Periodic Reporting for period 1 - RNAatHD (Development of a high-resolution method to monitor structural changes of regulatory RNAs and therapeutic oligo-nucleotides directly in-cell.)
Période du rapport: 2017-05-01 au 2019-04-30
Preparation of an in-cell sample, where the AON is successfully delivered into human cells. This also meant that the delivered AON was shown to be functional in the cells and that the cells are viable. We tested functionality by measuring the downregulation of the target mRNAs by qRT-PCR. A very interesting result was that tagged (biotinylated or Cy3-tagged) versions of the AON drug, as used for microscopy, showed significantly less downregulation, i.e. functionality compared to the actual, unmodified drug molecule. Therefore they might not reflect how untagged AON behaves in the cell stressing the need for a tag-free technique to detect (drug-) molecules in cells as developed in this project.
In-cell NMR method: In order to develop a non-invasive in-cell NMR approach we decided to freeze the transfected cells and acquire solid-state dynamic nuclear polarization (DNP) NMR experiments. Cryoprotected, frozen cells stay intact for extended amounts of measurement times and, can be recultivated later, indicating a biologically relevant environment. Applying DNP to frozen cells, we overcome limitations of solution-state in-cell NMR (e.g. size, stability and sensitivity) as well as of visualization techniques since no tagging of the AON is required. Using this “ICE-DNP”(frozen In-Cell Enhanced NMR by DNP) method, we were indeed able to obtain an in-cell NMR signal of the investigated AON. To our knowledge, this is the first time that DNP is used to detect an exogenous oligonucleotide delivered into cells, and also that a transfected functional antisense drug in macromolecular complexes could be detected in intact human cells. The possibility to detect an untagged, active drug, interacting in its natural environment, means that the main objective of the project was reached.
In-vitro versus in-cell: For a complete RNAatHD approach, in parallel to developing an in-cell NMR technique, we also set out to do in-vitro comparison experiments. The idea thereby was to identify and add more and more interaction partners to reconstitute a more realistic in-vitro sample.

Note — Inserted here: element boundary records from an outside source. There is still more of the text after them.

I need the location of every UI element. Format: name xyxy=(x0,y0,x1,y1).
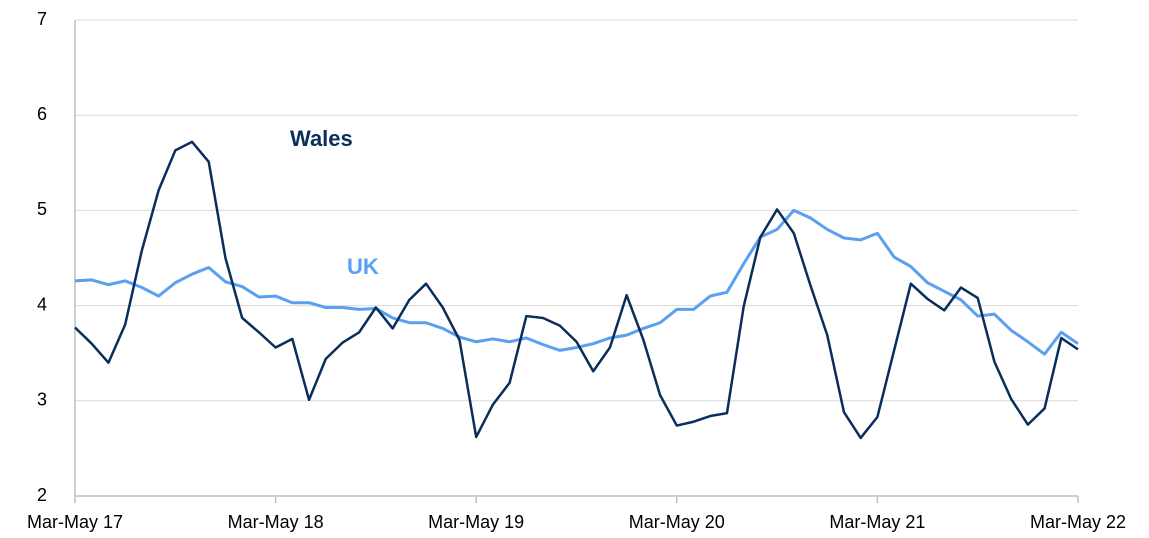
y-tick-label: 4 xyxy=(37,294,47,314)
y-tick-label: 7 xyxy=(37,9,47,29)
x-tick-label: Mar-May 20 xyxy=(629,512,725,532)
y-tick-label: 2 xyxy=(37,485,47,505)
y-tick-label: 5 xyxy=(37,199,47,219)
series-line xyxy=(74,140,1079,440)
x-tick-label: Mar-May 22 xyxy=(1030,512,1126,532)
x-tick-label: Mar-May 18 xyxy=(228,512,324,532)
x-tick-label: Mar-May 19 xyxy=(428,512,524,532)
x-tick-label: Mar-May 21 xyxy=(829,512,925,532)
y-tick-label: 6 xyxy=(37,104,47,124)
series-line xyxy=(74,208,1079,356)
series-label: UK xyxy=(347,254,379,279)
y-tick-label: 3 xyxy=(37,390,47,410)
series-label: Wales xyxy=(290,126,353,151)
x-tick-label: Mar-May 17 xyxy=(27,512,123,532)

Application: The RNAatHD approach with the steps described above was successfully set up with and applied to an AON drug provided by AstraZeneca (as described above). In addition, the approach was also applied to a 13C/15N isotopically labelled miRNA prepared in the host lab.

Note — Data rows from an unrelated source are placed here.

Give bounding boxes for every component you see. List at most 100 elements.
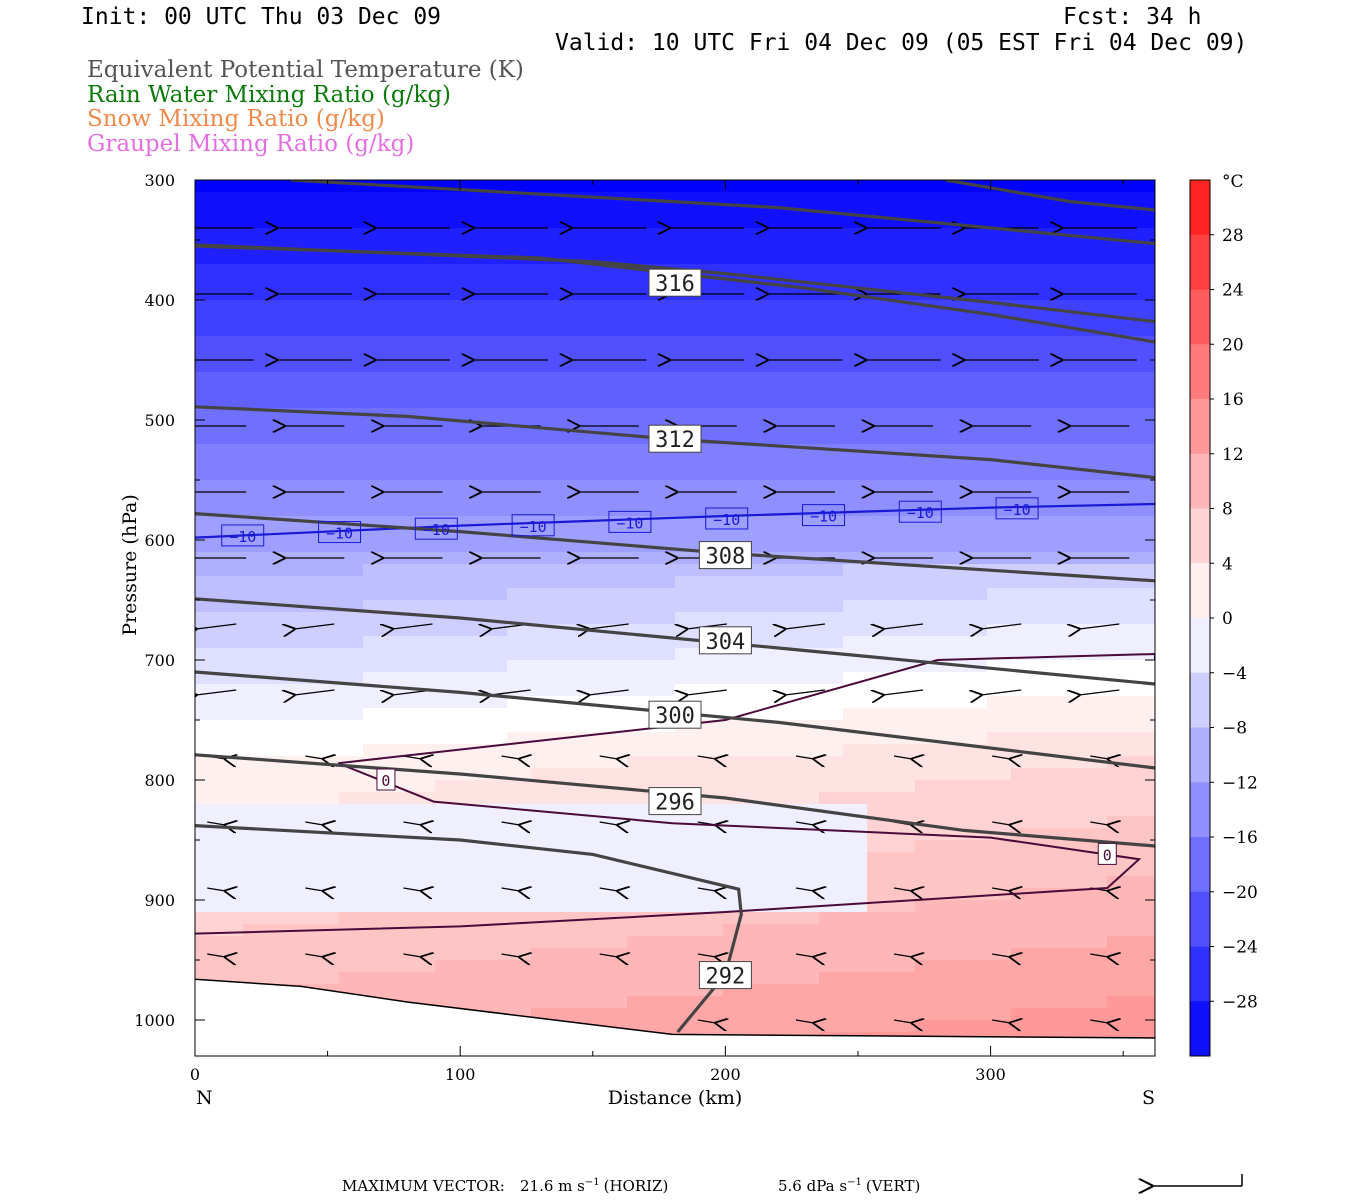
temperature-cell bbox=[603, 480, 628, 493]
temperature-cell bbox=[819, 948, 844, 961]
temperature-cell bbox=[1131, 264, 1155, 277]
temperature-cell bbox=[387, 564, 412, 577]
temperature-cell bbox=[843, 192, 868, 205]
temperature-cell bbox=[387, 732, 412, 745]
temperature-cell bbox=[795, 696, 820, 709]
temperature-cell bbox=[987, 324, 1012, 337]
temperature-cell bbox=[435, 420, 460, 433]
temperature-cell bbox=[267, 720, 292, 733]
temperature-cell bbox=[603, 240, 628, 253]
temperature-cell bbox=[747, 312, 772, 325]
temperature-cell bbox=[747, 600, 772, 613]
temperature-cell bbox=[387, 720, 412, 733]
temperature-cell bbox=[1107, 828, 1132, 841]
temperature-cell bbox=[339, 468, 364, 481]
temperature-cell bbox=[555, 876, 580, 889]
temperature-cell bbox=[699, 840, 724, 853]
temperature-cell bbox=[1107, 252, 1132, 265]
temperature-cell bbox=[267, 276, 292, 289]
temperature-cell bbox=[939, 348, 964, 361]
temperature-cell bbox=[747, 912, 772, 925]
temperature-cell bbox=[507, 264, 532, 277]
temperature-cell bbox=[1059, 456, 1084, 469]
temperature-cell bbox=[195, 852, 220, 865]
temperature-cell bbox=[387, 792, 412, 805]
temperature-cell bbox=[939, 612, 964, 625]
temperature-cell bbox=[723, 828, 748, 841]
temperature-cell bbox=[411, 912, 436, 925]
temperature-cell bbox=[699, 1008, 724, 1021]
temperature-cell bbox=[1011, 372, 1036, 385]
wind-vector bbox=[1090, 822, 1108, 825]
temperature-cell bbox=[315, 192, 340, 205]
temperature-cell bbox=[891, 864, 916, 877]
temperature-cell bbox=[1107, 816, 1132, 829]
temperature-cell bbox=[291, 888, 316, 901]
temperature-cell bbox=[459, 912, 484, 925]
temperature-cell bbox=[483, 492, 508, 505]
isotherm-label: −10 bbox=[326, 525, 353, 543]
temperature-cell bbox=[315, 708, 340, 721]
temperature-cell bbox=[771, 840, 796, 853]
temperature-cell bbox=[1083, 780, 1108, 793]
temperature-cell bbox=[963, 888, 988, 901]
temperature-cell bbox=[195, 312, 220, 325]
temperature-cell bbox=[891, 924, 916, 937]
isotherm-label: −10 bbox=[907, 504, 934, 522]
temperature-cell bbox=[387, 984, 412, 997]
temperature-cell bbox=[1059, 816, 1084, 829]
temperature-cell bbox=[867, 996, 892, 1009]
temperature-cell bbox=[267, 816, 292, 829]
temperature-cell bbox=[627, 768, 652, 781]
temperature-cell bbox=[939, 924, 964, 937]
temperature-cell bbox=[843, 948, 868, 961]
temperature-cell bbox=[915, 648, 940, 661]
temperature-cell bbox=[771, 192, 796, 205]
temperature-cell bbox=[1011, 636, 1036, 649]
temperature-cell bbox=[315, 912, 340, 925]
temperature-cell bbox=[771, 876, 796, 889]
temperature-cell bbox=[1131, 504, 1155, 517]
temperature-cell bbox=[1083, 732, 1108, 745]
wind-vector bbox=[1079, 690, 1120, 695]
temperature-cell bbox=[747, 300, 772, 313]
temperature-cell bbox=[1083, 192, 1108, 205]
temperature-cell bbox=[339, 588, 364, 601]
temperature-cell bbox=[339, 960, 364, 973]
temperature-cell bbox=[267, 336, 292, 349]
temperature-cell bbox=[747, 684, 772, 697]
temperature-cell bbox=[579, 816, 604, 829]
temperature-cell bbox=[939, 876, 964, 889]
temperature-cell bbox=[915, 900, 940, 913]
theta-e-label: 304 bbox=[706, 630, 746, 655]
temperature-cell bbox=[411, 720, 436, 733]
temperature-cell bbox=[315, 276, 340, 289]
temperature-cell bbox=[843, 468, 868, 481]
temperature-cell bbox=[483, 864, 508, 877]
temperature-cell bbox=[747, 432, 772, 445]
temperature-cell bbox=[819, 564, 844, 577]
temperature-cell bbox=[795, 180, 820, 193]
temperature-cell bbox=[963, 348, 988, 361]
temperature-cell bbox=[723, 864, 748, 877]
temperature-cell bbox=[651, 768, 676, 781]
temperature-cell bbox=[459, 228, 484, 241]
temperature-cell bbox=[363, 624, 388, 637]
temperature-cell bbox=[411, 852, 436, 865]
temperature-cell bbox=[507, 516, 532, 529]
temperature-cell bbox=[243, 588, 268, 601]
temperature-cell bbox=[1035, 408, 1060, 421]
colorbar-tick-label: 8 bbox=[1222, 500, 1233, 520]
temperature-cell bbox=[1059, 732, 1084, 745]
temperature-cell bbox=[339, 540, 364, 553]
temperature-cell bbox=[939, 372, 964, 385]
temperature-cell bbox=[363, 936, 388, 949]
temperature-cell bbox=[267, 840, 292, 853]
temperature-cell bbox=[1131, 636, 1155, 649]
y-tick-label: 600 bbox=[144, 531, 175, 550]
temperature-cell bbox=[1083, 444, 1108, 457]
temperature-cell bbox=[507, 648, 532, 661]
temperature-cell bbox=[483, 432, 508, 445]
temperature-cell bbox=[291, 768, 316, 781]
temperature-cell bbox=[603, 204, 628, 217]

The results so far were disseminated in two peer reviewed journal publications and presented at various seminars and conferences by the post-doc and the PI of the lab.
In addition, to ensure exploitation of the method we worked closely with pharmaceutical industry (AZ).
The post-doc was also selected as one of 30 “highly promising researchers” to represent 100000 funded fellows. She presented the project at the “Science is wonderful” event at the European Researchers’ Night in Brussels, 2017.